Moreover, many of them use their smartphones to transfer money to each other and pay in stores. Because of this, a rising number of businesses in the country are including crypto plugins as a payment option, encouraging more people to jump into the trend and use it in their daily lives.
- Cryptos to rise as fiat currencies weaken
Due to the current crisis challenging global financial stability, many people are starting to pay attention and look into cryptocurrencies and digital money seriously. In April, Bitcoin climbed to 10%, signifying that the demand for BTC, and perhaps other digital currencies, is increasing.
As fiat currencies such as the U.S. dollar drop in value, more people are considering participating in an alternative currency system where they have the opportunity to use it for transactions or investment, giving them more control over their wealth. Much like fiat currencies, crypto investors are welcome to buy, sell, and participate in crypto exchanges.
- More businesses and government agencies to launch their own digital currency
Ever since Facebook announced their plans to launch Libra and make cryptocurrency more accessible, they have been met with mixed reactions. Fast forward today, the Libra project has faced many significant changes and redesign to abide by regulatory requirements (full details of the changes are enumerated and explained in the whitepaper).
The redesign and effort that will hopefully work with regulators and financial institutions mean that the impending changes may force regulators and central banks to take digital currencies seriously, for it may reshape the global finance sector in the future.
On the other hand, it’s safe to say that the Chinese are no strangers to digital payments with e-wallet apps like Alipay and WeChat Pay. The Chinese government started its pilot program for building an official digital counterpart of its currency, which could challenge BTC and even the U.S. dollar.

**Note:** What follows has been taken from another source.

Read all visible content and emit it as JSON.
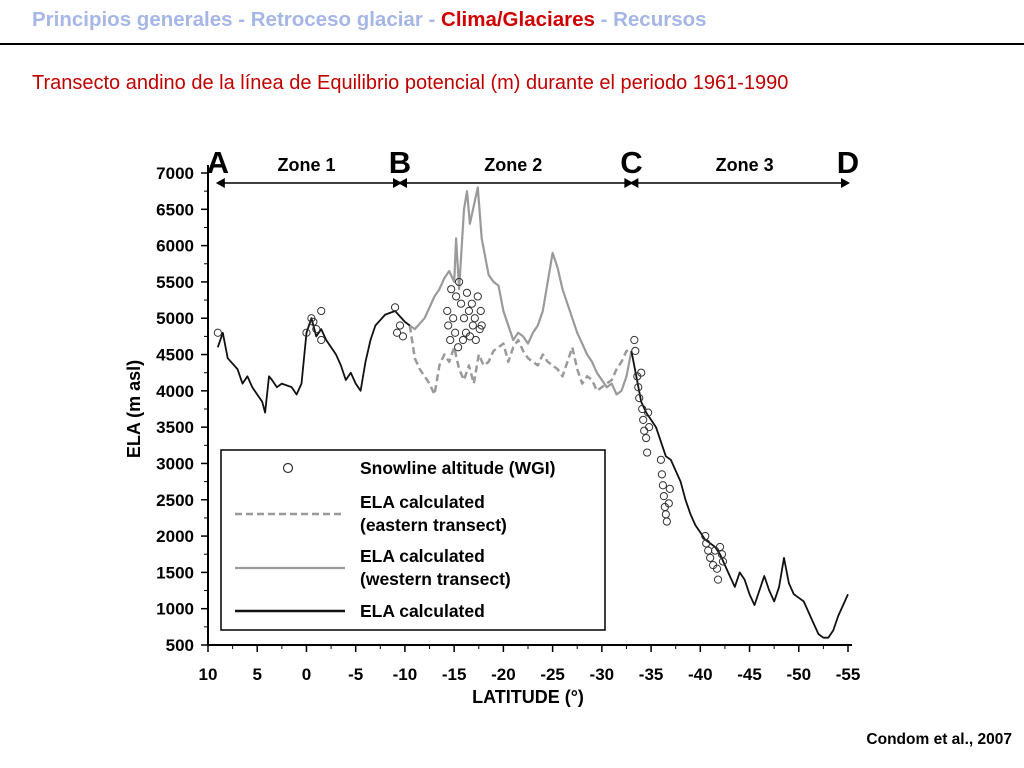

China’s digital currency is designed to be an electronic version of their paper money, stored and lives in a digital wallet app on a smartphone instead of a physical one. This will be a lot more convenient to use compared to cash. The government will back the value of the coin, while the central bank will monitor to see where the money goes.
When this rolls out, people will be able to exchange coins via their digital wallet, including the 225 million unbanked Chinese people, since the new denomination will not require bank accounts.
- The emergence of Bitcoin S.V.
While Bitcoin S.V. shares the same name with Bitcoin, they’re different cryptocurrencies. Bitcoin currently stands at the world’s biggest and most successful digital coin, while Bitcoin S.V. is an altcoin that utilizes a block size of 132 MB, which allows it to handle bigger and more transactions.
Bitcoin S.V. (BSV) is rising as a well-performing asset for the past 12 months. It saw a +147.50% jump in its value—roughly three times the amount of BTC. BSV’s unique value proposition focuses on offering utility, which allows the creation of long-term token value, making it an attractive investment choice for investors.
Wrapping It Up
There’s no denying that digital currencies are here to stay, and they will only continue to rise and challenge the stock market, fiat currencies, and central banks. The increase in demand for crypto signals it’s time for governments, regulators, central banks, and financial institutions to acknowledge its presence and benefits and start looking for ways to adopt the technology.
Amid a global health crisis or not, these digital assets are posing to become a huge part of the future of finance.